Comme tout geste heureux, les 1200 sacs de charbon de Duchamp ont acquis après coup statut d’évidence. Les gestes sont l’une des catégories de l’invention. On ne peut les accomplir qu’une seule fois, à moins que tout le monde s’accorde pour les oublier. Le meilleur moyen d’oublier quelque chose est de l’assumer ; ce que nous assumons disparaît de notre horizon. Pour ce type d’invention qu’est le geste, c’est le brevet, beaucoup plus que le contenu formel (s’il y en a un) qui importe vraiment. Je pose que le contenu formel d’un geste est son à -propos, son économie, sa grâce. D’une pichenette, il expédie le taureau – l’histoire. Mais il a besoin de ce taureau, parce qu’il opère brutalement un complet changement de perspective sur tout un ensemble de partis pris et d’idées. C’est en cela qu’il est didactique, comme l’a dit Barbara Rose, quoique le mot exagère un peu la volonté d’enseigner. S’il enseigne en effet, c’est par l’ironie et l’épigramme, l’astuce et la provocation. Un geste vous ouvre les yeux. Son effet dépend du contexte d’idées qu’il transforme et met en relation. Il n’est peut-être pas art mais presque-art et il vit d’une presque-vie qui tourne autour et à propose de l’art. S’il rate, il demeurera une curiosité dans une bouteille de formol, si même on s’en souvient. S’il réussit, il entrera dans l’histoire et s’y dissoudra. Il ressuscitera l’orque le contexte, imitant celui dans lequel il est apparu, lui donnera une nouvelle « pertinence ». Etrange histoire que celle du geste, qui toujours s’évanouit et reprend vie.

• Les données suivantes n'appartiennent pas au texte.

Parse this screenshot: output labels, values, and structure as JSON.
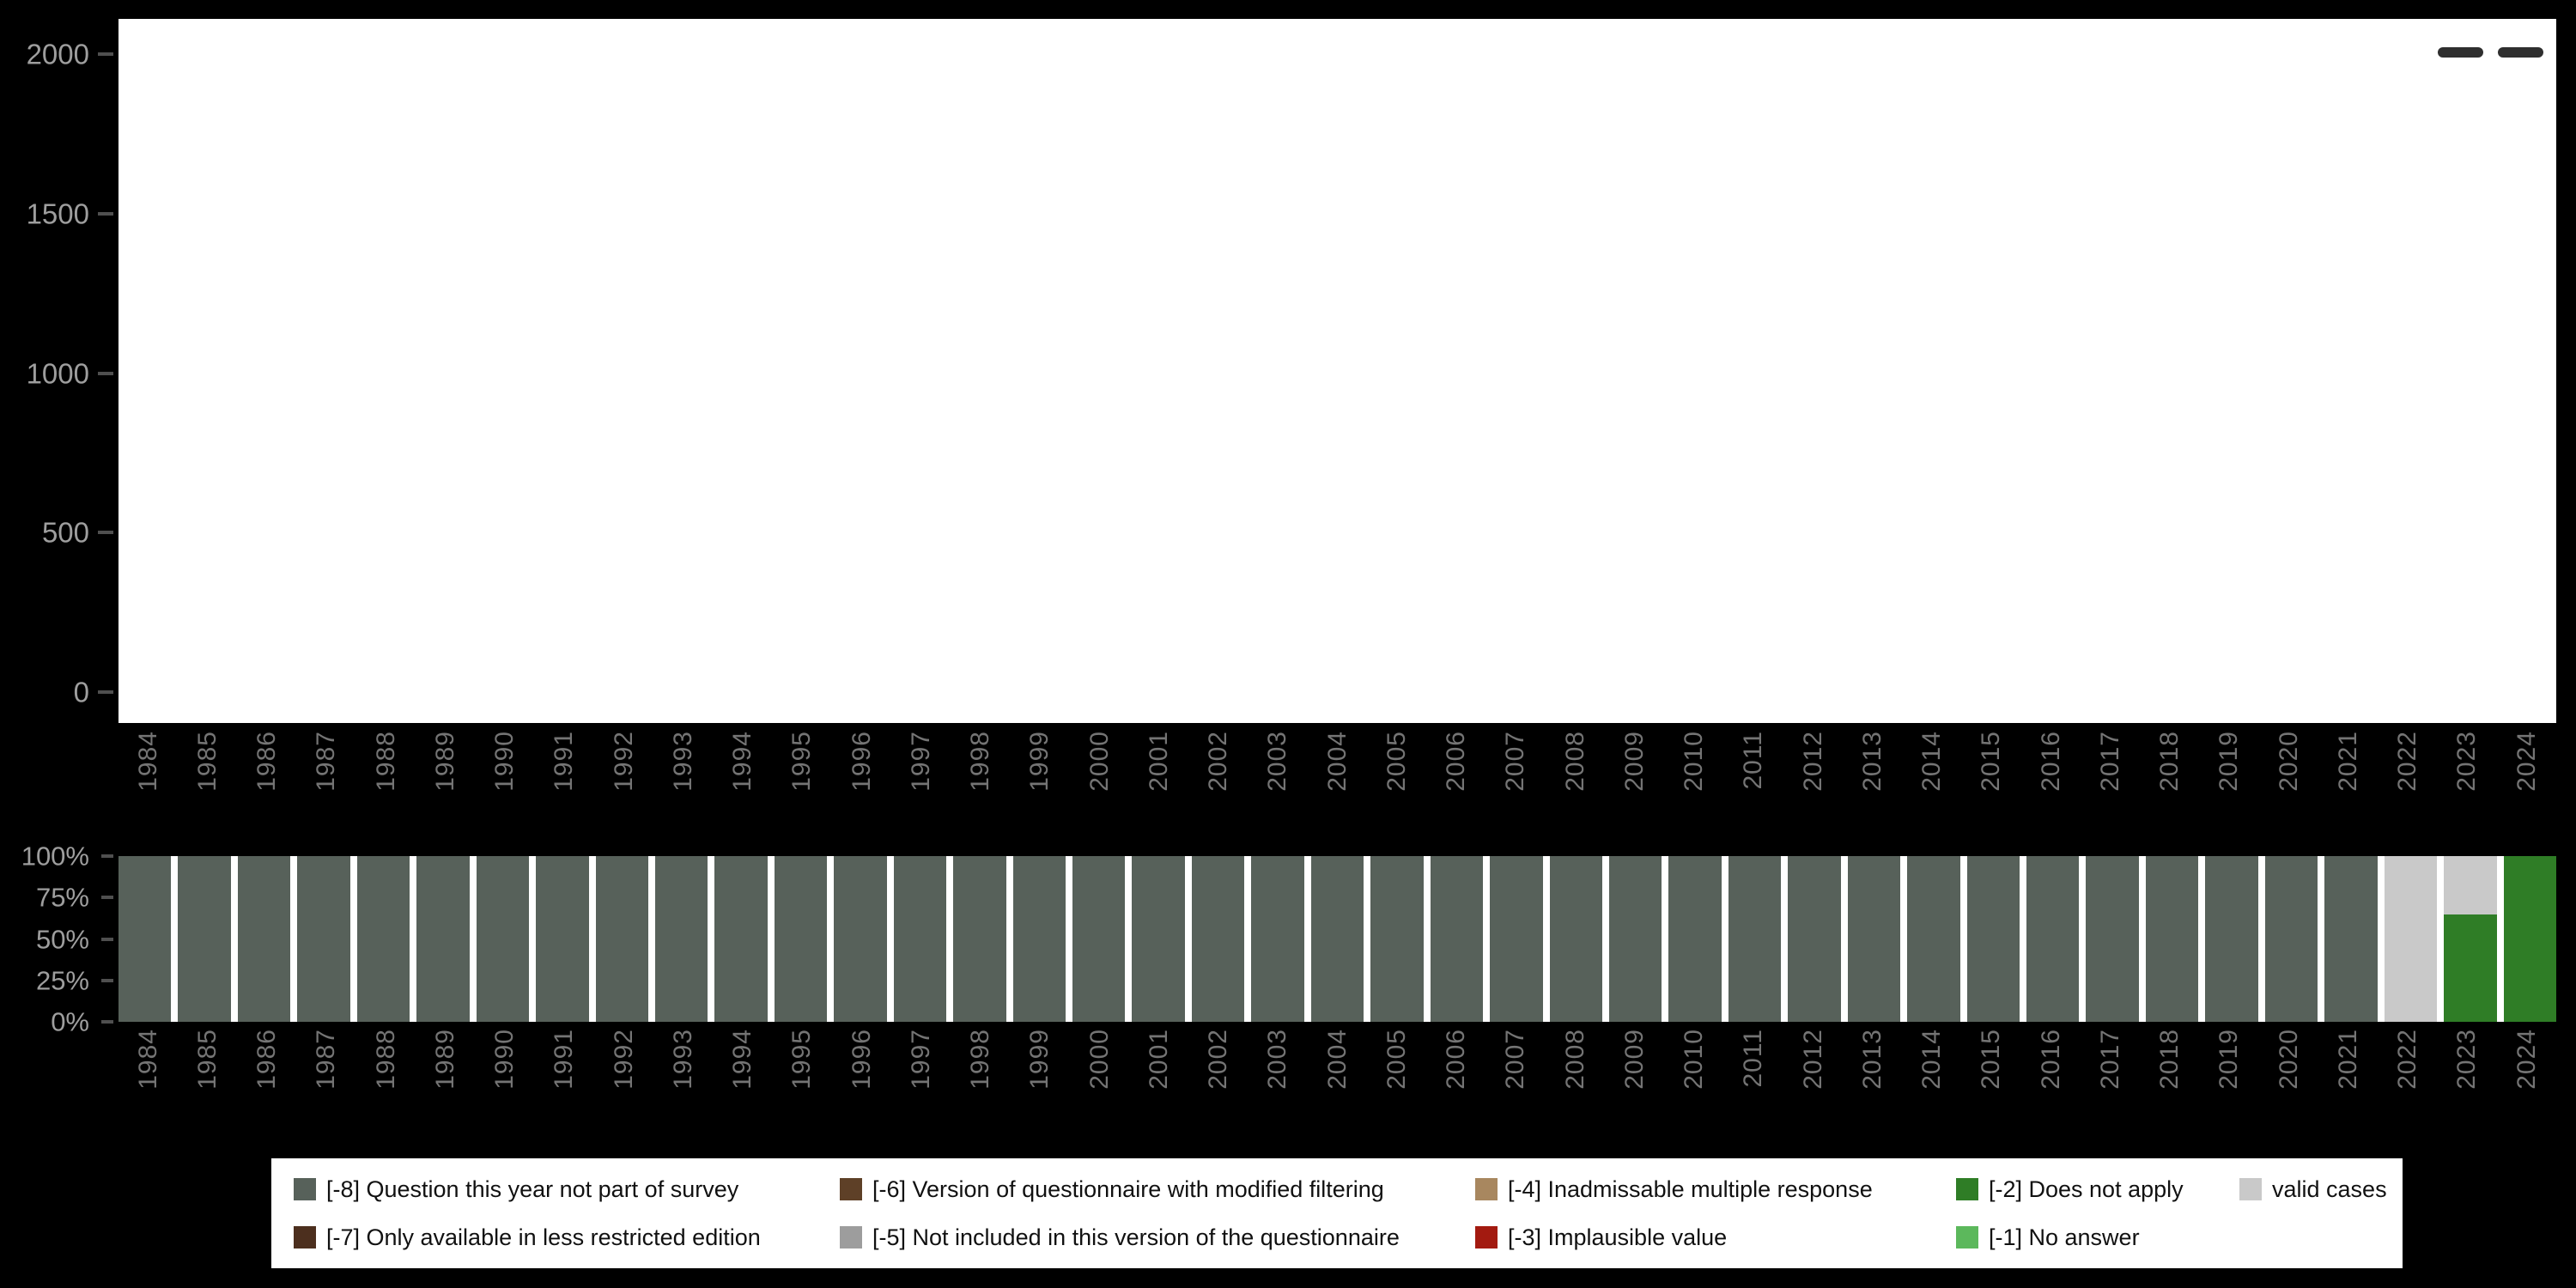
{
  "colors": {
    "background": "#000000",
    "plot_background": "#ffffff",
    "count_axis_label": "#9e9e9e",
    "percent_axis_label": "#9e9e9e",
    "year_label": "#747474",
    "tick_mark": "#4f4f4f",
    "legend_background": "#ffffff",
    "legend_text": "#111111",
    "menu_dash": "#2f2f2f"
  },
  "axes": {
    "count_yticks": [
      "2000",
      "1500",
      "1000",
      "500",
      "0"
    ],
    "percent_yticks": [
      "100%",
      "75%",
      "50%",
      "25%",
      "0%"
    ]
  },
  "legend": {
    "items": [
      {
        "code": "-8",
        "label": "[-8] Question this year not part of survey",
        "color": "#57615A"
      },
      {
        "code": "-6",
        "label": "[-6] Version of questionnaire with modified filtering",
        "color": "#5E4027"
      },
      {
        "code": "-4",
        "label": "[-4] Inadmissable multiple response",
        "color": "#A8875F"
      },
      {
        "code": "-2",
        "label": "[-2] Does not apply",
        "color": "#2F7D26"
      },
      {
        "code": "valid",
        "label": "valid cases",
        "color": "#C9C9C9"
      },
      {
        "code": "-7",
        "label": "[-7] Only available in less restricted edition",
        "color": "#4C2F1E"
      },
      {
        "code": "-5",
        "label": "[-5] Not included in this version of the questionnaire",
        "color": "#9D9D9D"
      },
      {
        "code": "-3",
        "label": "[-3] Implausible value",
        "color": "#A31A10"
      },
      {
        "code": "-1",
        "label": "[-1] No answer",
        "color": "#5CB85C"
      }
    ]
  },
  "chart_data": [
    {
      "type": "bar",
      "title": "",
      "xlabel": "",
      "ylabel": "",
      "ylim": [
        0,
        2000
      ],
      "yticks": [
        0,
        500,
        1000,
        1500,
        2000
      ],
      "categories": [
        "1984",
        "1985",
        "1986",
        "1987",
        "1988",
        "1989",
        "1990",
        "1991",
        "1992",
        "1993",
        "1994",
        "1995",
        "1996",
        "1997",
        "1998",
        "1999",
        "2000",
        "2001",
        "2002",
        "2003",
        "2004",
        "2005",
        "2006",
        "2007",
        "2008",
        "2009",
        "2010",
        "2011",
        "2012",
        "2013",
        "2014",
        "2015",
        "2016",
        "2017",
        "2018",
        "2019",
        "2020",
        "2021",
        "2022",
        "2023",
        "2024"
      ],
      "values": [],
      "note": "Top panel: count axis 0-2000, plot area renders blank white with no visible bars; two dark dash marks in the top-right corner."
    },
    {
      "type": "bar",
      "subtype": "stacked-percent",
      "title": "",
      "xlabel": "",
      "ylabel": "",
      "ylim": [
        0,
        100
      ],
      "yticks": [
        0,
        25,
        50,
        75,
        100
      ],
      "legend_position": "bottom",
      "categories": [
        "1984",
        "1985",
        "1986",
        "1987",
        "1988",
        "1989",
        "1990",
        "1991",
        "1992",
        "1993",
        "1994",
        "1995",
        "1996",
        "1997",
        "1998",
        "1999",
        "2000",
        "2001",
        "2002",
        "2003",
        "2004",
        "2005",
        "2006",
        "2007",
        "2008",
        "2009",
        "2010",
        "2011",
        "2012",
        "2013",
        "2014",
        "2015",
        "2016",
        "2017",
        "2018",
        "2019",
        "2020",
        "2021",
        "2022",
        "2023",
        "2024"
      ],
      "stacks": [
        {
          "year": "1984",
          "segments": [
            {
              "code": "-8",
              "pct": 100
            }
          ]
        },
        {
          "year": "1985",
          "segments": [
            {
              "code": "-8",
              "pct": 100
            }
          ]
        },
        {
          "year": "1986",
          "segments": [
            {
              "code": "-8",
              "pct": 100
            }
          ]
        },
        {
          "year": "1987",
          "segments": [
            {
              "code": "-8",
              "pct": 100
            }
          ]
        },
        {
          "year": "1988",
          "segments": [
            {
              "code": "-8",
              "pct": 100
            }
          ]
        },
        {
          "year": "1989",
          "segments": [
            {
              "code": "-8",
              "pct": 100
            }
          ]
        },
        {
          "year": "1990",
          "segments": [
            {
              "code": "-8",
              "pct": 100
            }
          ]
        },
        {
          "year": "1991",
          "segments": [
            {
              "code": "-8",
              "pct": 100
            }
          ]
        },
        {
          "year": "1992",
          "segments": [
            {
              "code": "-8",
              "pct": 100
            }
          ]
        },
        {
          "year": "1993",
          "segments": [
            {
              "code": "-8",
              "pct": 100
            }
          ]
        },
        {
          "year": "1994",
          "segments": [
            {
              "code": "-8",
              "pct": 100
            }
          ]
        },
        {
          "year": "1995",
          "segments": [
            {
              "code": "-8",
              "pct": 100
            }
          ]
        },
        {
          "year": "1996",
          "segments": [
            {
              "code": "-8",
              "pct": 100
            }
          ]
        },
        {
          "year": "1997",
          "segments": [
            {
              "code": "-8",
              "pct": 100
            }
          ]
        },
        {
          "year": "1998",
          "segments": [
            {
              "code": "-8",
              "pct": 100
            }
          ]
        },
        {
          "year": "1999",
          "segments": [
            {
              "code": "-8",
              "pct": 100
            }
          ]
        },
        {
          "year": "2000",
          "segments": [
            {
              "code": "-8",
              "pct": 100
            }
          ]
        },
        {
          "year": "2001",
          "segments": [
            {
              "code": "-8",
              "pct": 100
            }
          ]
        },
        {
          "year": "2002",
          "segments": [
            {
              "code": "-8",
              "pct": 100
            }
          ]
        },
        {
          "year": "2003",
          "segments": [
            {
              "code": "-8",
              "pct": 100
            }
          ]
        },
        {
          "year": "2004",
          "segments": [
            {
              "code": "-8",
              "pct": 100
            }
          ]
        },
        {
          "year": "2005",
          "segments": [
            {
              "code": "-8",
              "pct": 100
            }
          ]
        },
        {
          "year": "2006",
          "segments": [
            {
              "code": "-8",
              "pct": 100
            }
          ]
        },
        {
          "year": "2007",
          "segments": [
            {
              "code": "-8",
              "pct": 100
            }
          ]
        },
        {
          "year": "2008",
          "segments": [
            {
              "code": "-8",
              "pct": 100
            }
          ]
        },
        {
          "year": "2009",
          "segments": [
            {
              "code": "-8",
              "pct": 100
            }
          ]
        },
        {
          "year": "2010",
          "segments": [
            {
              "code": "-8",
              "pct": 100
            }
          ]
        },
        {
          "year": "2011",
          "segments": [
            {
              "code": "-8",
              "pct": 100
            }
          ]
        },
        {
          "year": "2012",
          "segments": [
            {
              "code": "-8",
              "pct": 100
            }
          ]
        },
        {
          "year": "2013",
          "segments": [
            {
              "code": "-8",
              "pct": 100
            }
          ]
        },
        {
          "year": "2014",
          "segments": [
            {
              "code": "-8",
              "pct": 100
            }
          ]
        },
        {
          "year": "2015",
          "segments": [
            {
              "code": "-8",
              "pct": 100
            }
          ]
        },
        {
          "year": "2016",
          "segments": [
            {
              "code": "-8",
              "pct": 100
            }
          ]
        },
        {
          "year": "2017",
          "segments": [
            {
              "code": "-8",
              "pct": 100
            }
          ]
        },
        {
          "year": "2018",
          "segments": [
            {
              "code": "-8",
              "pct": 100
            }
          ]
        },
        {
          "year": "2019",
          "segments": [
            {
              "code": "-8",
              "pct": 100
            }
          ]
        },
        {
          "year": "2020",
          "segments": [
            {
              "code": "-8",
              "pct": 100
            }
          ]
        },
        {
          "year": "2021",
          "segments": [
            {
              "code": "-8",
              "pct": 100
            }
          ]
        },
        {
          "year": "2022",
          "segments": [
            {
              "code": "valid",
              "pct": 100
            }
          ]
        },
        {
          "year": "2023",
          "segments": [
            {
              "code": "-2",
              "pct": 65
            },
            {
              "code": "valid",
              "pct": 35
            }
          ]
        },
        {
          "year": "2024",
          "segments": [
            {
              "code": "-2",
              "pct": 100
            }
          ]
        }
      ]
    }
  ]
}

Le geste de la transposition du sol au plafond peut être réédité désormais comme « projet ». Un geste peut être un « jeune » projet ; mais, plus démonstratif et épigrammatique, il spécule à risque sur l’avenir. Il attire l’attention sur des partis pris invérifiés, des contenus négligés, des failles de la logique historique. Les projets (de l’art à cours terme, destiné à des lieux et à des occasions spécifiques) posent le problème de la survie de l’éphémère – s’il survit. Archives et photographies défient l’imaginaire historique en lui présentant un art qui est déjà mort. Le processus historique est à la fois enrayé et facilité par le retrait de l’original, dont le caractère fictif augmente à mesure que sa vie posthume se fait de plus en plus concrète. Ce qu’on préserve et ce à quoi on permet de disparaître, voila ce qui produit l’idée de l’histoire. Cette forme de mémoire commune propre à chaque époque. Les projets non documentés peuvent survivre à titre de rumeur, et s’incorporer à la figure de celui qui est à leur origine, à charge pour lui d’élaborer un mythe convaincant. »
P99.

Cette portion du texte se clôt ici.